Williams, un ciudadano australiano de 39 años que residía en Washington, D.C., era el director general de Trenchant, la división de L3Harris que desarrolla herramientas de piratería informática y vigilancia para el gobierno de Estados Unidos y sus socios de inteligencia globales más cercanos. Los fiscales dicen Williams disfrutó de “acceso total” a las redes seguras de la empresa para descargar las herramientas de piratería en un disco duro portátil y luego en su computadora. Williams se puso en contacto con Operation Zero bajo un alias, por lo que no está claro si Operation Zero conoció alguna vez la verdadera identidad de Williams.
Trenchant es un equipo de hackers y cazadores de errores que profundizan en otro software popular creado por empresas como Google y Apple, identifican fallas en esos millones de líneas de código y luego desarrollan técnicas para convertir esas fallas en exploits viables que pueden usarse para piratear esos productos de manera confiable. Estas herramientas normalmente se denominan día cero exploits porque se aprovechan de fallas de software desconocidas para su desarrollador, que podría valer millones de dólares.
EL Departamento de Justicia de EE.UU. supuestamente que las herramientas de piratería vendidas por Williams podrían haber permitido a quien las usara “potencialmente acceder a millones de computadoras y dispositivos en todo el mundo”.

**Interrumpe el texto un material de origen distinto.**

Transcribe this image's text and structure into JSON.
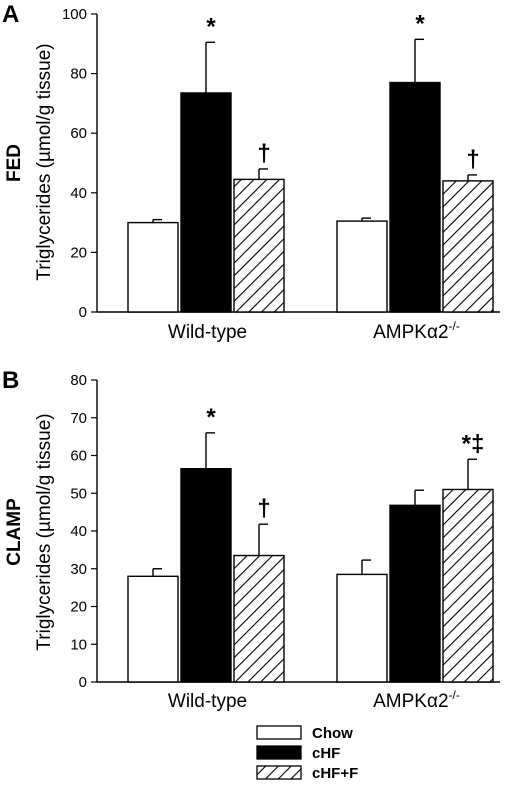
{
  "chart_data": [
    {
      "type": "bar",
      "panel": "A",
      "condition": "FED",
      "ylabel": "Triglycerides (µmol/g tissue)",
      "ylim": [
        0,
        100
      ],
      "yticks": [
        0,
        20,
        40,
        60,
        80,
        100
      ],
      "categories": [
        "Wild-type",
        "AMPKα2"
      ],
      "category_superscripts": [
        "",
        "-/-"
      ],
      "series": [
        {
          "name": "Chow",
          "values": [
            30,
            30.5
          ],
          "errors": [
            1,
            1
          ]
        },
        {
          "name": "cHF",
          "values": [
            73.5,
            77
          ],
          "errors": [
            17,
            14.5
          ]
        },
        {
          "name": "cHF+F",
          "values": [
            44.5,
            44
          ],
          "errors": [
            3.5,
            2
          ]
        }
      ],
      "annotations": [
        {
          "category": 0,
          "series": 1,
          "text": "*"
        },
        {
          "category": 0,
          "series": 2,
          "text": "†"
        },
        {
          "category": 1,
          "series": 1,
          "text": "*"
        },
        {
          "category": 1,
          "series": 2,
          "text": "†"
        }
      ]
    },
    {
      "type": "bar",
      "panel": "B",
      "condition": "CLAMP",
      "ylabel": "Triglycerides (µmol/g tissue)",
      "ylim": [
        0,
        80
      ],
      "yticks": [
        0,
        10,
        20,
        30,
        40,
        50,
        60,
        70,
        80
      ],
      "categories": [
        "Wild-type",
        "AMPKα2"
      ],
      "category_superscripts": [
        "",
        "-/-"
      ],
      "series": [
        {
          "name": "Chow",
          "values": [
            28,
            28.5
          ],
          "errors": [
            2,
            3.8
          ]
        },
        {
          "name": "cHF",
          "values": [
            56.5,
            46.8
          ],
          "errors": [
            9.5,
            4
          ]
        },
        {
          "name": "cHF+F",
          "values": [
            33.5,
            51
          ],
          "errors": [
            8.3,
            8
          ]
        }
      ],
      "annotations": [
        {
          "category": 0,
          "series": 1,
          "text": "*"
        },
        {
          "category": 0,
          "series": 2,
          "text": "†"
        },
        {
          "category": 1,
          "series": 2,
          "text": "*‡"
        }
      ]
    }
  ],
  "legend": {
    "position": "bottom-right",
    "items": [
      {
        "label": "Chow",
        "fill": "white"
      },
      {
        "label": "cHF",
        "fill": "black"
      },
      {
        "label": "cHF+F",
        "fill": "hatch"
      }
    ]
  },
  "colors": {
    "axis": "#000000",
    "chow": "#ffffff",
    "chf": "#000000",
    "hatch": "#000000"
  }
}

Durante los últimos meses, he estado hablando con fuentes e informando sobre la historia de Williams antes de la noticia de que él había sido arrestado. Pero lo que escuché fue una mezcla de mosaicos y, a veces, contradictoria. Hemos oído que alguien fue arrestado, pero dada la naturaleza secreta del trabajo involucrado en el desarrollo de exploits, sería un desafío probarlo.
Contáctenos
¿Tiene más información sobre este caso y la supuesta filtración de herramientas de hacking de Trenchant? Desde un dispositivo que no sea del trabajo, puede comunicarse con Lorenzo Franceschi-Bicchierai de forma segura en Signal al +1 917 257 1382, o mediante Telegram, Keybase y Wire @lorenzofb, o por correo electrónico.
Cuando escuché por primera vez sobre Williams, no estaba seguro de haber entendido bien su nombre. En ese momento, su historia era un rumor, hecho pasar como susurros secretos de desarrolladores, proveedores y personas vinculadas a la comunidad de inteligencia de exploits de día cero.

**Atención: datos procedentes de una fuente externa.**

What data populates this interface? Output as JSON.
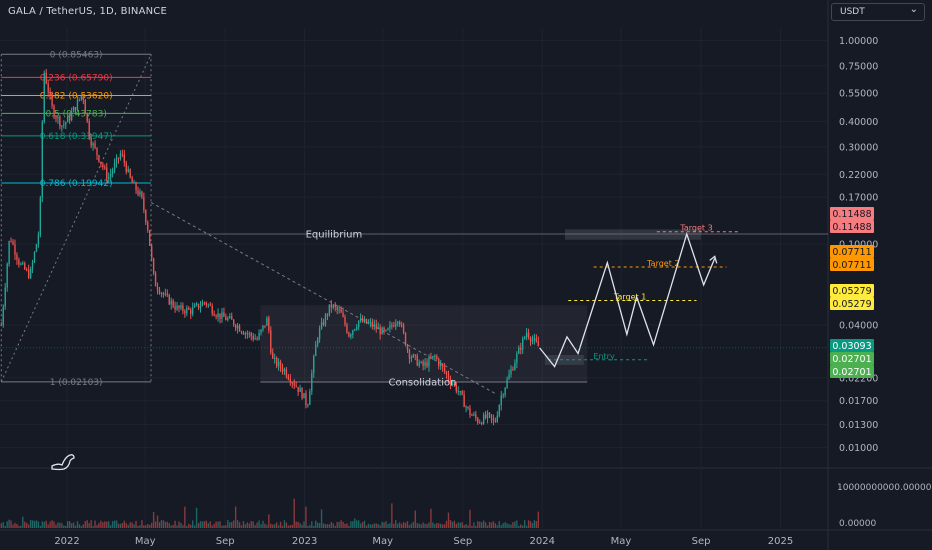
{
  "header": {
    "symbol_title": "GALA / TetherUS, 1D, BINANCE",
    "currency_button": "USDT",
    "currency_chevron_icon": "chevron-down-icon"
  },
  "colors": {
    "background": "#161a25",
    "up": "#26a69a",
    "down": "#ef5350",
    "grid": "#1f2330",
    "projection": "#e0e3eb",
    "target3": "#f77c80",
    "target2": "#ff9800",
    "target1": "#ffeb3b",
    "entry": "#089981"
  },
  "chart_data": {
    "type": "candlestick",
    "y_scale": "log",
    "ylim": [
      0.0085,
      1.15
    ],
    "xlim": [
      "2021-09-20",
      "2025-03-15"
    ],
    "x_tick_labels": [
      {
        "label": "2022",
        "date": "2022-01-01"
      },
      {
        "label": "May",
        "date": "2022-05-01"
      },
      {
        "label": "Sep",
        "date": "2022-09-01"
      },
      {
        "label": "2023",
        "date": "2023-01-01"
      },
      {
        "label": "May",
        "date": "2023-05-01"
      },
      {
        "label": "Sep",
        "date": "2023-09-01"
      },
      {
        "label": "2024",
        "date": "2024-01-01"
      },
      {
        "label": "May",
        "date": "2024-05-01"
      },
      {
        "label": "Sep",
        "date": "2024-09-01"
      },
      {
        "label": "2025",
        "date": "2025-01-01"
      }
    ],
    "y_tick_labels": [
      {
        "label": "1.00000",
        "value": 1.0
      },
      {
        "label": "0.75000",
        "value": 0.75
      },
      {
        "label": "0.55000",
        "value": 0.55
      },
      {
        "label": "0.40000",
        "value": 0.4
      },
      {
        "label": "0.30000",
        "value": 0.3
      },
      {
        "label": "0.22000",
        "value": 0.22
      },
      {
        "label": "0.17000",
        "value": 0.17
      },
      {
        "label": "0.10000",
        "value": 0.1
      },
      {
        "label": "0.04000",
        "value": 0.04
      },
      {
        "label": "0.02200",
        "value": 0.022
      },
      {
        "label": "0.01700",
        "value": 0.017
      },
      {
        "label": "0.01300",
        "value": 0.013
      },
      {
        "label": "0.01000",
        "value": 0.01
      }
    ],
    "price_path": [
      [
        "2021-09-22",
        0.04
      ],
      [
        "2021-10-05",
        0.11
      ],
      [
        "2021-10-20",
        0.08
      ],
      [
        "2021-11-05",
        0.07
      ],
      [
        "2021-11-20",
        0.12
      ],
      [
        "2021-11-26",
        0.72
      ],
      [
        "2021-12-10",
        0.45
      ],
      [
        "2021-12-25",
        0.38
      ],
      [
        "2022-01-05",
        0.42
      ],
      [
        "2022-01-25",
        0.55
      ],
      [
        "2022-02-05",
        0.33
      ],
      [
        "2022-02-20",
        0.26
      ],
      [
        "2022-03-05",
        0.21
      ],
      [
        "2022-03-25",
        0.28
      ],
      [
        "2022-04-10",
        0.2
      ],
      [
        "2022-04-25",
        0.17
      ],
      [
        "2022-05-05",
        0.12
      ],
      [
        "2022-05-15",
        0.065
      ],
      [
        "2022-06-01",
        0.055
      ],
      [
        "2022-06-20",
        0.048
      ],
      [
        "2022-07-10",
        0.047
      ],
      [
        "2022-08-01",
        0.052
      ],
      [
        "2022-08-20",
        0.045
      ],
      [
        "2022-09-10",
        0.042
      ],
      [
        "2022-10-01",
        0.037
      ],
      [
        "2022-10-20",
        0.034
      ],
      [
        "2022-11-05",
        0.043
      ],
      [
        "2022-11-12",
        0.027
      ],
      [
        "2022-12-01",
        0.024
      ],
      [
        "2022-12-30",
        0.018
      ],
      [
        "2023-01-05",
        0.016
      ],
      [
        "2023-01-20",
        0.035
      ],
      [
        "2023-02-10",
        0.05
      ],
      [
        "2023-02-25",
        0.046
      ],
      [
        "2023-03-10",
        0.036
      ],
      [
        "2023-03-25",
        0.042
      ],
      [
        "2023-04-15",
        0.04
      ],
      [
        "2023-05-05",
        0.036
      ],
      [
        "2023-05-25",
        0.044
      ],
      [
        "2023-06-10",
        0.029
      ],
      [
        "2023-07-01",
        0.025
      ],
      [
        "2023-07-20",
        0.028
      ],
      [
        "2023-08-10",
        0.022
      ],
      [
        "2023-08-25",
        0.019
      ],
      [
        "2023-09-10",
        0.015
      ],
      [
        "2023-09-25",
        0.0135
      ],
      [
        "2023-10-10",
        0.0142
      ],
      [
        "2023-10-20",
        0.0132
      ],
      [
        "2023-10-30",
        0.018
      ],
      [
        "2023-11-12",
        0.023
      ],
      [
        "2023-11-28",
        0.031
      ],
      [
        "2023-12-08",
        0.037
      ],
      [
        "2023-12-20",
        0.033
      ],
      [
        "2023-12-28",
        0.0309
      ]
    ],
    "projection_path": [
      [
        "2023-12-28",
        0.0309
      ],
      [
        "2024-01-20",
        0.025
      ],
      [
        "2024-02-08",
        0.035
      ],
      [
        "2024-02-25",
        0.029
      ],
      [
        "2024-04-10",
        0.081
      ],
      [
        "2024-05-10",
        0.036
      ],
      [
        "2024-05-25",
        0.055
      ],
      [
        "2024-06-20",
        0.032
      ],
      [
        "2024-08-10",
        0.112
      ],
      [
        "2024-09-05",
        0.063
      ],
      [
        "2024-09-22",
        0.085
      ]
    ],
    "fibonacci": {
      "levels": [
        {
          "label": "0 (0.85463)",
          "value": 0.85463,
          "color": "#787b86"
        },
        {
          "label": "0.236 (0.65790)",
          "value": 0.6579,
          "color": "#f23645"
        },
        {
          "label": "0.382 (0.53620)",
          "value": 0.5362,
          "color": "#ff9800"
        },
        {
          "label": "0.5 (0.43783)",
          "value": 0.43783,
          "color": "#4caf50"
        },
        {
          "label": "0.618 (0.33947)",
          "value": 0.33947,
          "color": "#089981"
        },
        {
          "label": "0.786 (0.19942)",
          "value": 0.19942,
          "color": "#00bcd4"
        },
        {
          "label": "1 (0.02103)",
          "value": 0.02103,
          "color": "#787b86"
        }
      ],
      "x_start": "2021-09-22",
      "x_end": "2022-05-10"
    },
    "annotations": [
      {
        "text": "Equilibrium",
        "value": 0.112
      },
      {
        "text": "Consolidation",
        "value": 0.021
      },
      {
        "text": "Target 1",
        "value": 0.05279
      },
      {
        "text": "Target 2",
        "value": 0.07711
      },
      {
        "text": "Target 3",
        "value": 0.11488
      },
      {
        "text": "Entry",
        "value": 0.02701
      }
    ],
    "price_tags": [
      {
        "label": "0.11488",
        "value": 0.11488,
        "bg": "#f77c80",
        "fg": "#131722"
      },
      {
        "label": "0.11488",
        "value": 0.11488,
        "bg": "#f77c80",
        "fg": "#131722"
      },
      {
        "label": "0.07711",
        "value": 0.07711,
        "bg": "#ff9800",
        "fg": "#131722"
      },
      {
        "label": "0.07711",
        "value": 0.07711,
        "bg": "#ff9800",
        "fg": "#131722"
      },
      {
        "label": "0.05279",
        "value": 0.05279,
        "bg": "#ffeb3b",
        "fg": "#131722"
      },
      {
        "label": "0.05279",
        "value": 0.05279,
        "bg": "#ffeb3b",
        "fg": "#131722"
      },
      {
        "label": "0.03093",
        "value": 0.03093,
        "bg": "#089981",
        "fg": "#ffffff"
      },
      {
        "label": "0.02701",
        "value": 0.02701,
        "bg": "#4caf50",
        "fg": "#ffffff"
      },
      {
        "label": "0.02701",
        "value": 0.02701,
        "bg": "#4caf50",
        "fg": "#ffffff"
      }
    ],
    "last_price": 0.03093,
    "volume_axis_labels": [
      "10000000000.00000",
      "0.00000"
    ]
  }
}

Escuché que tal vez se llamaba John, ¿o tal vez Duggan? O todas las diferentes formas de escribirlo en inglés.
Algunos de los primeros rumores que escuché fueron contradictorios. ¿Aparentemente le robó días cero a Trenchant y quizás los vendió a Rusia, o quizás a otro enemigo de Estados Unidos y sus aliados, como Corea del Norte o China?
Pasaron semanas hasta confirmar que efectivamente había alguien que encajaba en esa descripción. (Resulta que el segundo nombre de Williams es John y Doogie es su apodo en los círculos de hackers).

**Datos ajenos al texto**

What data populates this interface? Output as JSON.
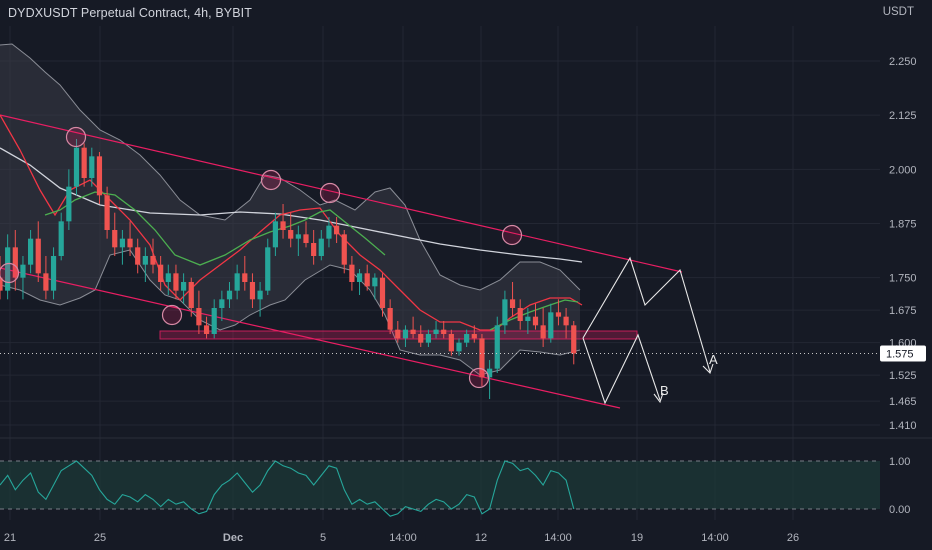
{
  "header": {
    "title": "DYDXUSDT Perpetual Contract, 4h, BYBIT",
    "currency": "USDT"
  },
  "colors": {
    "background": "#161a25",
    "grid": "#232733",
    "up": "#26a69a",
    "down": "#ef5350",
    "channel": "#e91e63",
    "bollinger_fill": "#3a3d47",
    "bollinger_line": "#8a8d96",
    "ema_fast": "#f23645",
    "ema_mid": "#4caf50",
    "ema_slow": "#d1d4dc",
    "projection": "#e8e8e8",
    "rsi_line": "#26a69a",
    "rsi_fill": "#1c3a38"
  },
  "chart_data": [
    {
      "type": "candlestick",
      "symbol": "DYDXUSDT Perpetual Contract",
      "timeframe": "4h",
      "exchange": "BYBIT",
      "y_axis": {
        "ticks": [
          "2.250",
          "2.125",
          "2.000",
          "1.875",
          "1.750",
          "1.675",
          "1.600",
          "1.525",
          "1.465",
          "1.410"
        ],
        "ylim": [
          1.39,
          2.32
        ]
      },
      "x_axis": {
        "ticks": [
          "21",
          "25",
          "Dec",
          "5",
          "14:00",
          "12",
          "14:00",
          "19",
          "14:00",
          "26"
        ]
      },
      "last_price": "1.575",
      "ohlc": [
        [
          1.75,
          1.8,
          1.7,
          1.72
        ],
        [
          1.72,
          1.85,
          1.7,
          1.82
        ],
        [
          1.82,
          1.86,
          1.72,
          1.75
        ],
        [
          1.75,
          1.8,
          1.7,
          1.78
        ],
        [
          1.78,
          1.86,
          1.76,
          1.84
        ],
        [
          1.84,
          1.88,
          1.74,
          1.76
        ],
        [
          1.76,
          1.8,
          1.7,
          1.72
        ],
        [
          1.72,
          1.82,
          1.7,
          1.8
        ],
        [
          1.8,
          1.9,
          1.79,
          1.88
        ],
        [
          1.88,
          2.0,
          1.86,
          1.96
        ],
        [
          1.96,
          2.07,
          1.94,
          2.05
        ],
        [
          2.05,
          2.06,
          1.96,
          1.98
        ],
        [
          1.98,
          2.05,
          1.96,
          2.03
        ],
        [
          2.03,
          2.04,
          1.92,
          1.94
        ],
        [
          1.94,
          1.96,
          1.84,
          1.86
        ],
        [
          1.86,
          1.9,
          1.8,
          1.82
        ],
        [
          1.82,
          1.86,
          1.78,
          1.84
        ],
        [
          1.84,
          1.88,
          1.8,
          1.82
        ],
        [
          1.82,
          1.84,
          1.76,
          1.78
        ],
        [
          1.78,
          1.82,
          1.74,
          1.8
        ],
        [
          1.8,
          1.84,
          1.76,
          1.78
        ],
        [
          1.78,
          1.8,
          1.72,
          1.74
        ],
        [
          1.74,
          1.78,
          1.71,
          1.76
        ],
        [
          1.76,
          1.78,
          1.7,
          1.72
        ],
        [
          1.72,
          1.76,
          1.69,
          1.74
        ],
        [
          1.74,
          1.75,
          1.66,
          1.68
        ],
        [
          1.68,
          1.72,
          1.62,
          1.64
        ],
        [
          1.64,
          1.66,
          1.61,
          1.62
        ],
        [
          1.62,
          1.7,
          1.61,
          1.68
        ],
        [
          1.68,
          1.72,
          1.65,
          1.7
        ],
        [
          1.7,
          1.74,
          1.68,
          1.72
        ],
        [
          1.72,
          1.78,
          1.7,
          1.76
        ],
        [
          1.76,
          1.8,
          1.72,
          1.74
        ],
        [
          1.74,
          1.76,
          1.68,
          1.7
        ],
        [
          1.7,
          1.74,
          1.66,
          1.72
        ],
        [
          1.72,
          1.84,
          1.71,
          1.82
        ],
        [
          1.82,
          1.9,
          1.8,
          1.88
        ],
        [
          1.88,
          1.92,
          1.84,
          1.86
        ],
        [
          1.86,
          1.9,
          1.82,
          1.84
        ],
        [
          1.84,
          1.87,
          1.8,
          1.85
        ],
        [
          1.85,
          1.88,
          1.82,
          1.83
        ],
        [
          1.83,
          1.86,
          1.78,
          1.8
        ],
        [
          1.8,
          1.86,
          1.79,
          1.84
        ],
        [
          1.84,
          1.89,
          1.82,
          1.87
        ],
        [
          1.87,
          1.89,
          1.83,
          1.85
        ],
        [
          1.85,
          1.86,
          1.76,
          1.78
        ],
        [
          1.78,
          1.8,
          1.72,
          1.74
        ],
        [
          1.74,
          1.77,
          1.71,
          1.76
        ],
        [
          1.76,
          1.78,
          1.72,
          1.73
        ],
        [
          1.73,
          1.76,
          1.7,
          1.75
        ],
        [
          1.75,
          1.76,
          1.66,
          1.68
        ],
        [
          1.68,
          1.7,
          1.62,
          1.63
        ],
        [
          1.63,
          1.65,
          1.6,
          1.61
        ],
        [
          1.61,
          1.64,
          1.59,
          1.63
        ],
        [
          1.63,
          1.66,
          1.61,
          1.62
        ],
        [
          1.62,
          1.64,
          1.59,
          1.6
        ],
        [
          1.6,
          1.63,
          1.59,
          1.62
        ],
        [
          1.62,
          1.65,
          1.61,
          1.63
        ],
        [
          1.63,
          1.65,
          1.61,
          1.62
        ],
        [
          1.62,
          1.63,
          1.57,
          1.58
        ],
        [
          1.58,
          1.61,
          1.57,
          1.6
        ],
        [
          1.6,
          1.63,
          1.59,
          1.62
        ],
        [
          1.62,
          1.64,
          1.6,
          1.61
        ],
        [
          1.61,
          1.62,
          1.5,
          1.52
        ],
        [
          1.52,
          1.56,
          1.47,
          1.54
        ],
        [
          1.54,
          1.66,
          1.53,
          1.64
        ],
        [
          1.64,
          1.72,
          1.62,
          1.7
        ],
        [
          1.7,
          1.74,
          1.66,
          1.68
        ],
        [
          1.68,
          1.7,
          1.63,
          1.65
        ],
        [
          1.65,
          1.68,
          1.62,
          1.66
        ],
        [
          1.66,
          1.69,
          1.63,
          1.64
        ],
        [
          1.64,
          1.68,
          1.59,
          1.61
        ],
        [
          1.61,
          1.69,
          1.6,
          1.67
        ],
        [
          1.67,
          1.7,
          1.64,
          1.66
        ],
        [
          1.66,
          1.68,
          1.61,
          1.64
        ],
        [
          1.64,
          1.65,
          1.55,
          1.575
        ]
      ],
      "indicators": [
        "Bollinger Bands",
        "EMA fast",
        "EMA mid",
        "EMA slow",
        "Descending channel",
        "Support zone",
        "Projection paths"
      ],
      "annotations": [
        "A",
        "B"
      ]
    },
    {
      "type": "line",
      "name": "oscillator",
      "y_axis": {
        "ticks": [
          "1.00",
          "0.00"
        ],
        "ylim": [
          -0.2,
          1.2
        ]
      },
      "values": [
        0.5,
        0.7,
        0.4,
        0.6,
        0.75,
        0.35,
        0.2,
        0.5,
        0.8,
        0.9,
        1.0,
        0.85,
        0.7,
        0.4,
        0.2,
        0.1,
        0.3,
        0.25,
        0.15,
        0.3,
        0.2,
        0.05,
        0.2,
        0.1,
        0.15,
        0.0,
        -0.1,
        -0.05,
        0.3,
        0.5,
        0.6,
        0.75,
        0.55,
        0.35,
        0.5,
        0.8,
        1.0,
        0.9,
        0.85,
        0.75,
        0.7,
        0.5,
        0.7,
        0.9,
        0.85,
        0.4,
        0.1,
        0.2,
        0.1,
        0.15,
        0.0,
        -0.15,
        -0.1,
        0.05,
        0.0,
        -0.05,
        0.1,
        0.2,
        0.15,
        0.0,
        0.1,
        0.3,
        0.25,
        -0.1,
        0.0,
        0.6,
        1.0,
        0.95,
        0.8,
        0.85,
        0.7,
        0.5,
        0.8,
        0.75,
        0.6,
        0.0
      ]
    }
  ]
}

Luego, a medida que pasaron las semanas de informes, las cosas empezaron a aclararse mucho.
La conexión rusa
Como Lo revelé por primera vez en octubre.Trenchant despidió a un empleado después de que Williams, que todavía era el jefe de Trenchant, acusara al empleado de robar y filtrar los días cero de Chrome. La historia fue aún más intrigante porque el empleado me dijo que después de ser despedido, Apple le notificó que alguien había atacado su iPhone personal.
Lo que aprendí fue sólo la punta del iceberg. Había escuchado más de mis fuentes, pero todavía estábamos reconstruyendo partes de la historia.
Poco después, los fiscales presentaron sus primeros cargos formales contra un hombre llamado Peter Williams por robo de secretos comerciales, que salieron a la luz por primera vez en el sistema judicial público de Estados Unidos. En ese primer documento judicial, los fiscales confirmaron que el comprador de estos secretos comerciales era un comprador en Rusia.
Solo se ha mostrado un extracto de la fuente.